Слёзы Индии - стр. 29
В полдень Лалита сказала:
– Мне нужно к матери. Она ждёт меня, боится оставаться одна.
Голос её дрогнул, но она улыбнулась, пытаясь скрыть волнение.
– Я пойду с тобой, – сразу отозвалась Санадж.
– Нет, – тихо покачала головой Лалита. – Лучше останься здесь, с Джоном. Сегодня небезопасно на улицах, особенно для тебя.
Она обняла Санадж крепко, по-матерински, задержавшись чуть дольше обычного, потом быстро ушла, оставив за собой легкий запах сандала и тревоги.
Весь день воздух был вязкий, к полудню город накрыла духота, будто небо опустилось ниже, чем обычно. Санадж с Джоном пили сладкий чай, почти не разговаривали, слушая, как за окном редкий транспорт вяло катил по влажному асфальту.
Во второй половине дня всё изменилось. Сначала исчезла связь, телефон Санадж показал «нет сети», а затем и мобильник Джона не смог дозвониться ни по одному номеру. В доме становилось всё тише, ветер прижимал двери, а на улице вдруг воцарилась необычная пустота, даже дети куда-то исчезли, затихли собаки.
– Лалита не вернулась, – шепнула Санадж, посмотрев на часы. Было уже за шесть вечера.

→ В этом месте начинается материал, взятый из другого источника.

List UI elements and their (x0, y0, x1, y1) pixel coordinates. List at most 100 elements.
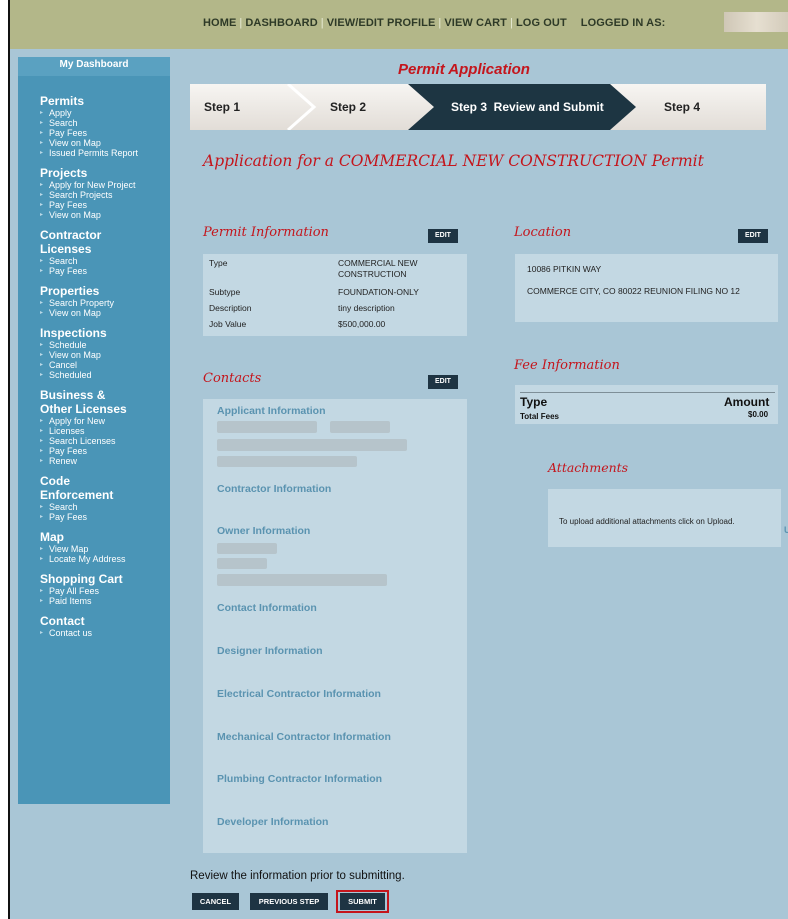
sidebar-link[interactable]: Schedule (40, 340, 170, 350)
step-1: Step 1 (204, 100, 241, 114)
contractor-information-header[interactable]: Contractor Information (217, 483, 331, 495)
nav-cart-link[interactable]: VIEW CART (444, 17, 507, 29)
electrical-contractor-information-header[interactable]: Electrical Contractor Information (217, 688, 381, 700)
step-4: Step 4 (664, 100, 701, 114)
sidebar-link[interactable]: Pay All Fees (40, 586, 170, 596)
edit-contacts-button[interactable]: EDIT (428, 375, 458, 389)
sidebar-section-title[interactable]: Business & (40, 388, 170, 402)
sidebar-link[interactable]: Locate My Address (40, 554, 170, 564)
total-fees-label: Total Fees (520, 412, 559, 421)
sidebar-link[interactable]: Pay Fees (40, 200, 170, 210)
nav-profile-link[interactable]: VIEW/EDIT PROFILE (327, 17, 436, 29)
sidebar-link[interactable]: Search Projects (40, 190, 170, 200)
attachments-heading: Attachments (548, 460, 629, 475)
edit-location-button[interactable]: EDIT (738, 229, 768, 243)
permit-description-value: tiny description (338, 303, 395, 313)
applicant-information-header[interactable]: Applicant Information (217, 405, 326, 417)
top-navigation: HOME | DASHBOARD | VIEW/EDIT PROFILE | VIEW CA… (10, 0, 788, 49)
sidebar: My Dashboard PermitsApplySearchPay FeesV… (18, 57, 170, 804)
cancel-button[interactable]: CANCEL (192, 893, 239, 910)
contact-information-header[interactable]: Contact Information (217, 602, 317, 614)
permit-subtype-label: Subtype (209, 287, 241, 297)
blurred-applicant-info (217, 456, 357, 467)
submit-button[interactable]: SUBMIT (340, 893, 385, 910)
job-value-label: Job Value (209, 319, 247, 329)
permit-subtype-value: FOUNDATION-ONLY (338, 287, 419, 297)
sidebar-link[interactable]: Contact us (40, 628, 170, 638)
sidebar-link[interactable]: Cancel (40, 360, 170, 370)
page-title: Permit Application (398, 61, 530, 78)
sidebar-link[interactable]: View on Map (40, 350, 170, 360)
sidebar-link[interactable]: View on Map (40, 308, 170, 318)
nav-home-link[interactable]: HOME (203, 17, 236, 29)
sidebar-link[interactable]: View on Map (40, 138, 170, 148)
nav-separator: | (320, 17, 324, 29)
sidebar-link[interactable]: Apply for New Project (40, 180, 170, 190)
fee-type-header: Type (520, 395, 548, 409)
nav-dashboard-link[interactable]: DASHBOARD (245, 17, 317, 29)
sidebar-link[interactable]: Pay Fees (40, 266, 170, 276)
application-title: Application for a COMMERCIAL NEW CONSTRU… (203, 152, 704, 170)
sidebar-link[interactable]: Pay Fees (40, 128, 170, 138)
sidebar-link[interactable]: Scheduled (40, 370, 170, 380)
sidebar-section: ProjectsApply for New ProjectSearch Proj… (18, 166, 170, 220)
sidebar-link[interactable]: Apply for New (40, 416, 170, 426)
developer-information-header[interactable]: Developer Information (217, 816, 328, 828)
sidebar-link[interactable]: Search (40, 256, 170, 266)
sidebar-dashboard-link[interactable]: My Dashboard (18, 57, 170, 76)
sidebar-link[interactable]: Pay Fees (40, 512, 170, 522)
sidebar-link[interactable]: Renew (40, 456, 170, 466)
sidebar-section: CodeEnforcementSearchPay Fees (18, 474, 170, 522)
designer-information-header[interactable]: Designer Information (217, 645, 323, 657)
sidebar-section-title[interactable]: Contact (40, 614, 170, 628)
job-value-value: $500,000.00 (338, 319, 386, 329)
sidebar-link[interactable]: Search Licenses (40, 436, 170, 446)
blurred-applicant-info (217, 421, 317, 433)
sidebar-link[interactable]: View Map (40, 544, 170, 554)
sidebar-section-title[interactable]: Properties (40, 284, 170, 298)
sidebar-link[interactable]: Apply (40, 108, 170, 118)
blurred-applicant-info (330, 421, 390, 433)
sidebar-section-title[interactable]: Licenses (40, 242, 170, 256)
blurred-username (724, 12, 788, 32)
sidebar-section: Shopping CartPay All FeesPaid Items (18, 572, 170, 606)
sidebar-section-title[interactable]: Inspections (40, 326, 170, 340)
nav-separator: | (239, 17, 243, 29)
edit-permit-info-button[interactable]: EDIT (428, 229, 458, 243)
plumbing-contractor-information-header[interactable]: Plumbing Contractor Information (217, 773, 382, 785)
owner-information-header[interactable]: Owner Information (217, 525, 310, 537)
upload-link-fragment[interactable]: U (784, 525, 788, 535)
mechanical-contractor-information-header[interactable]: Mechanical Contractor Information (217, 731, 391, 743)
nav-logout-link[interactable]: LOG OUT (516, 17, 567, 29)
sidebar-section-title[interactable]: Map (40, 530, 170, 544)
sidebar-link[interactable]: Search (40, 502, 170, 512)
sidebar-link[interactable]: Pay Fees (40, 446, 170, 456)
sidebar-link[interactable]: View on Map (40, 210, 170, 220)
sidebar-link[interactable]: Licenses (40, 426, 170, 436)
sidebar-section: Business &Other LicensesApply for NewLic… (18, 388, 170, 466)
sidebar-section-title[interactable]: Projects (40, 166, 170, 180)
sidebar-section-title[interactable]: Enforcement (40, 488, 170, 502)
permit-description-label: Description (209, 303, 252, 313)
previous-step-button[interactable]: PREVIOUS STEP (250, 893, 328, 910)
blurred-owner-info (217, 543, 277, 554)
sidebar-section-title[interactable]: Contractor (40, 228, 170, 242)
sidebar-link[interactable]: Search (40, 118, 170, 128)
sidebar-link[interactable]: Issued Permits Report (40, 148, 170, 158)
permit-info-heading: Permit Information (203, 225, 329, 240)
sidebar-section-title[interactable]: Other Licenses (40, 402, 170, 416)
logged-in-label: LOGGED IN AS: (580, 17, 666, 29)
sidebar-section-title[interactable]: Permits (40, 94, 170, 108)
fee-divider (520, 392, 775, 393)
sidebar-section-title[interactable]: Code (40, 474, 170, 488)
sidebar-section-title[interactable]: Shopping Cart (40, 572, 170, 586)
sidebar-section: ContactContact us (18, 614, 170, 638)
sidebar-link[interactable]: Search Property (40, 298, 170, 308)
review-instructions: Review the information prior to submitti… (190, 870, 405, 882)
sidebar-section: InspectionsScheduleView on MapCancelSche… (18, 326, 170, 380)
permit-type-value-2: CONSTRUCTION (338, 269, 407, 279)
location-address-line-2: COMMERCE CITY, CO 80022 REUNION FILING N… (527, 286, 740, 296)
attachments-instructions: To upload additional attachments click o… (559, 517, 735, 526)
sidebar-link[interactable]: Paid Items (40, 596, 170, 606)
total-fees-value: $0.00 (748, 410, 769, 419)
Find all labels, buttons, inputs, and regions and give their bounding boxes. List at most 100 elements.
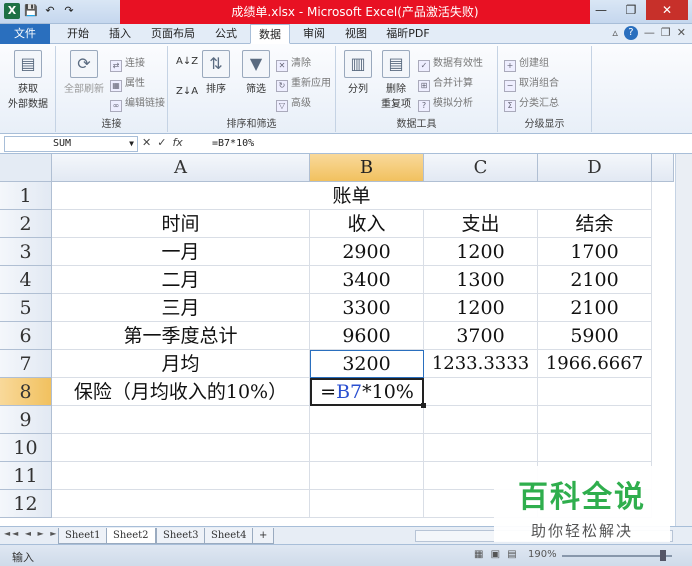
cell-a12[interactable] bbox=[52, 490, 310, 518]
tab-insert[interactable]: 插入 bbox=[102, 24, 138, 44]
close-workbook-icon[interactable]: ✕ bbox=[677, 26, 686, 40]
fill-handle[interactable] bbox=[421, 403, 426, 408]
column-header-e[interactable] bbox=[652, 154, 674, 182]
cell-d2[interactable]: 结余 bbox=[538, 210, 652, 238]
column-header-b[interactable]: B bbox=[310, 154, 424, 182]
reapply-button[interactable]: ↻ 重新应用 bbox=[276, 74, 331, 92]
properties-button[interactable]: ▦ 属性 bbox=[110, 74, 145, 92]
redo-icon[interactable]: ↷ bbox=[61, 3, 77, 19]
remove-duplicates-button[interactable]: ▤ 删除 重复项 bbox=[376, 50, 416, 110]
cell-a7[interactable]: 月均 bbox=[52, 350, 310, 378]
collapse-ribbon-icon[interactable]: ▵ bbox=[612, 26, 618, 40]
cell-b10[interactable] bbox=[310, 434, 424, 462]
consolidate-button[interactable]: ⊞ 合并计算 bbox=[418, 74, 473, 92]
sheet-tab-3[interactable]: Sheet3 bbox=[156, 528, 206, 544]
tab-review[interactable]: 审阅 bbox=[296, 24, 332, 44]
sheet-tab-2[interactable]: Sheet2 bbox=[106, 528, 156, 544]
data-validation-button[interactable]: ✓ 数据有效性 bbox=[418, 54, 483, 72]
view-buttons[interactable]: ▦ ▣ ▤ bbox=[474, 549, 519, 560]
name-box[interactable]: SUM ▼ bbox=[4, 136, 138, 152]
cell-c4[interactable]: 1300 bbox=[424, 266, 538, 294]
column-header-c[interactable]: C bbox=[424, 154, 538, 182]
cell-c9[interactable] bbox=[424, 406, 538, 434]
tab-formulas[interactable]: 公式 bbox=[208, 24, 244, 44]
tab-page-layout[interactable]: 页面布局 bbox=[144, 24, 202, 44]
insert-sheet-icon[interactable]: + bbox=[252, 528, 274, 544]
cell-a3[interactable]: 一月 bbox=[52, 238, 310, 266]
filter-button[interactable]: ▼ 筛选 bbox=[238, 50, 274, 95]
cell-d4[interactable]: 2100 bbox=[538, 266, 652, 294]
row-header-6[interactable]: 6 bbox=[0, 322, 52, 350]
column-header-d[interactable]: D bbox=[538, 154, 652, 182]
tab-file[interactable]: 文件 bbox=[0, 24, 50, 44]
what-if-analysis-button[interactable]: ? 模拟分析 bbox=[418, 94, 473, 112]
tab-data[interactable]: 数据 bbox=[250, 24, 290, 44]
restore-workbook-icon[interactable]: ❐ bbox=[661, 26, 671, 40]
sort-button[interactable]: ⇅ 排序 bbox=[198, 50, 234, 95]
chevron-down-icon[interactable]: ▼ bbox=[129, 137, 134, 151]
tab-foxit-pdf[interactable]: 福昕PDF bbox=[380, 24, 436, 44]
sort-ascending-button[interactable]: A↓Z bbox=[176, 56, 198, 67]
cell-b6[interactable]: 9600 bbox=[310, 322, 424, 350]
close-button[interactable]: ✕ bbox=[646, 0, 688, 20]
cell-c8[interactable] bbox=[424, 378, 538, 406]
row-header-4[interactable]: 4 bbox=[0, 266, 52, 294]
cell-title-merged[interactable]: 账单 bbox=[52, 182, 652, 210]
get-external-data-button[interactable]: ▤ 获取 外部数据 bbox=[6, 50, 50, 110]
row-header-5[interactable]: 5 bbox=[0, 294, 52, 322]
cell-b7-referenced[interactable]: 3200 bbox=[310, 350, 424, 378]
ungroup-button[interactable]: − 取消组合 bbox=[504, 74, 559, 92]
cancel-icon[interactable]: ✕ bbox=[142, 136, 151, 149]
tab-home[interactable]: 开始 bbox=[60, 24, 96, 44]
edit-links-button[interactable]: ∞ 编辑链接 bbox=[110, 94, 165, 112]
cell-d8[interactable] bbox=[538, 378, 652, 406]
cell-b11[interactable] bbox=[310, 462, 424, 490]
formula-input[interactable]: =B7*10% bbox=[208, 136, 678, 152]
insert-function-icon[interactable]: fx bbox=[172, 136, 182, 149]
minimize-workbook-icon[interactable]: — bbox=[644, 26, 655, 40]
group-button[interactable]: + 创建组 bbox=[504, 54, 549, 72]
cell-d7[interactable]: 1966.6667 bbox=[538, 350, 652, 378]
cell-a10[interactable] bbox=[52, 434, 310, 462]
cell-a5[interactable]: 三月 bbox=[52, 294, 310, 322]
refresh-all-button[interactable]: ⟳ 全部刷新 bbox=[60, 50, 108, 95]
cell-c7[interactable]: 1233.3333 bbox=[424, 350, 538, 378]
row-header-10[interactable]: 10 bbox=[0, 434, 52, 462]
tab-view[interactable]: 视图 bbox=[338, 24, 374, 44]
cell-d9[interactable] bbox=[538, 406, 652, 434]
vertical-scrollbar[interactable] bbox=[675, 154, 692, 526]
enter-icon[interactable]: ✓ bbox=[157, 136, 166, 149]
cell-b9[interactable] bbox=[310, 406, 424, 434]
row-header-2[interactable]: 2 bbox=[0, 210, 52, 238]
restore-button[interactable]: ❐ bbox=[616, 0, 646, 20]
row-header-12[interactable]: 12 bbox=[0, 490, 52, 518]
row-header-3[interactable]: 3 bbox=[0, 238, 52, 266]
cell-a6[interactable]: 第一季度总计 bbox=[52, 322, 310, 350]
connections-button[interactable]: ⇄ 连接 bbox=[110, 54, 145, 72]
clear-button[interactable]: ✕ 清除 bbox=[276, 54, 311, 72]
zoom-level[interactable]: 190% bbox=[528, 549, 557, 560]
cell-b4[interactable]: 3400 bbox=[310, 266, 424, 294]
zoom-slider[interactable] bbox=[562, 555, 672, 557]
sheet-tab-4[interactable]: Sheet4 bbox=[204, 528, 254, 544]
cell-c10[interactable] bbox=[424, 434, 538, 462]
sort-descending-button[interactable]: Z↓A bbox=[176, 86, 198, 97]
cell-b12[interactable] bbox=[310, 490, 424, 518]
cell-a9[interactable] bbox=[52, 406, 310, 434]
row-header-11[interactable]: 11 bbox=[0, 462, 52, 490]
subtotal-button[interactable]: Σ 分类汇总 bbox=[504, 94, 559, 112]
cell-d6[interactable]: 5900 bbox=[538, 322, 652, 350]
cell-c3[interactable]: 1200 bbox=[424, 238, 538, 266]
cell-a11[interactable] bbox=[52, 462, 310, 490]
cell-d3[interactable]: 1700 bbox=[538, 238, 652, 266]
save-icon[interactable]: 💾 bbox=[23, 3, 39, 19]
advanced-button[interactable]: ▽ 高级 bbox=[276, 94, 311, 112]
cell-b5[interactable]: 3300 bbox=[310, 294, 424, 322]
cell-a4[interactable]: 二月 bbox=[52, 266, 310, 294]
cell-d5[interactable]: 2100 bbox=[538, 294, 652, 322]
zoom-slider-knob[interactable] bbox=[660, 550, 666, 561]
select-all-corner[interactable] bbox=[0, 154, 52, 182]
row-header-1[interactable]: 1 bbox=[0, 182, 52, 210]
cell-a2[interactable]: 时间 bbox=[52, 210, 310, 238]
cell-b2[interactable]: 收入 bbox=[310, 210, 424, 238]
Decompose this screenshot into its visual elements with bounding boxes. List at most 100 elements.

Джон выругался вполголоса, бросил взгляд на окно.
– Это не случайно. Уходить надо было днём.
Они собрались молча, набросали в сумку документы, деньги, накинули лёгкие куртки. Санадж в последний раз пробежала взглядом по комнате, взгляд задержался на чашке, из которой утром пила Лалита, на её сари, небрежно брошенном на спинку стула. Сердце ёкнуло, что-то внутри знало – она не быстро вернётся.
Они вышли на улицу. Сумерки уже легли на город, переулки тянулись гарью, где-то невидимо тлели костры. Воздух был тяжёлым, натянутым, как проволока.
Дорога к дому матери Лалиты заняла время. Город дышал жаром и пылью, под ногами шуршали влажные листья, из подворотен тянуло запахом мусора. Санадж и Джон шли молча, и каждый их шаг отдавался эхом, будто Мумбаи запоминал этот путь.
У старого дерева, где должен был стоять дом, царила тьма. Ни света, ни голосов. Дверь оставалась приоткрытой, и в темноте прихожей тянуло влажным деревом и прокисшим молоком.
Внутри было пусто. На столе стояла остывшая чашка, на полу лежала оброненная заколка. Лалиты не было.
Санадж остановилась посреди этой тишины, прислушиваясь к каждому шороху. В груди поднялась тяжесть вины, будто сам воздух давил изнутри. Руки дрожали, страх перемешивался со злостью, но слёз не было. Джон молчал, взгляд его скользил по стенам, будто он пытался найти тень, которой здесь уже не осталось.
– Мы вернём её, – сказал он наконец. Голос был хриплый, чужой. – Я клянусь.
Они стояли в чужом доме, под ветвями затихшего дерева, и впервые почувствовали, что город принял их всерьёз, требуя плату за каждый шаг и каждую ошибку.
Ночь сгущалась. Улицы были пусты, воздух дрожал от пыли и запаха жасмина, слишком резкого, будто принёсшего с собой беду. Джон и Санадж шли вдоль реки. В чёрной воде отражались обрывки неоновых вывесок и редкие фонари. Их шаги звучали гулко, и казалось, что город прислушивается.
Санадж прижимала кулон к груди, неосознанно, словно ребёнок, который держит в руках найденную в песке драгоценность. В этом движении смешивались вина, страх и тяжёлая надежда. Джон шёл рядом, его дыхание было резким, шаги сдержанными. В каждом его жесте чувствовалась готовность к борьбе.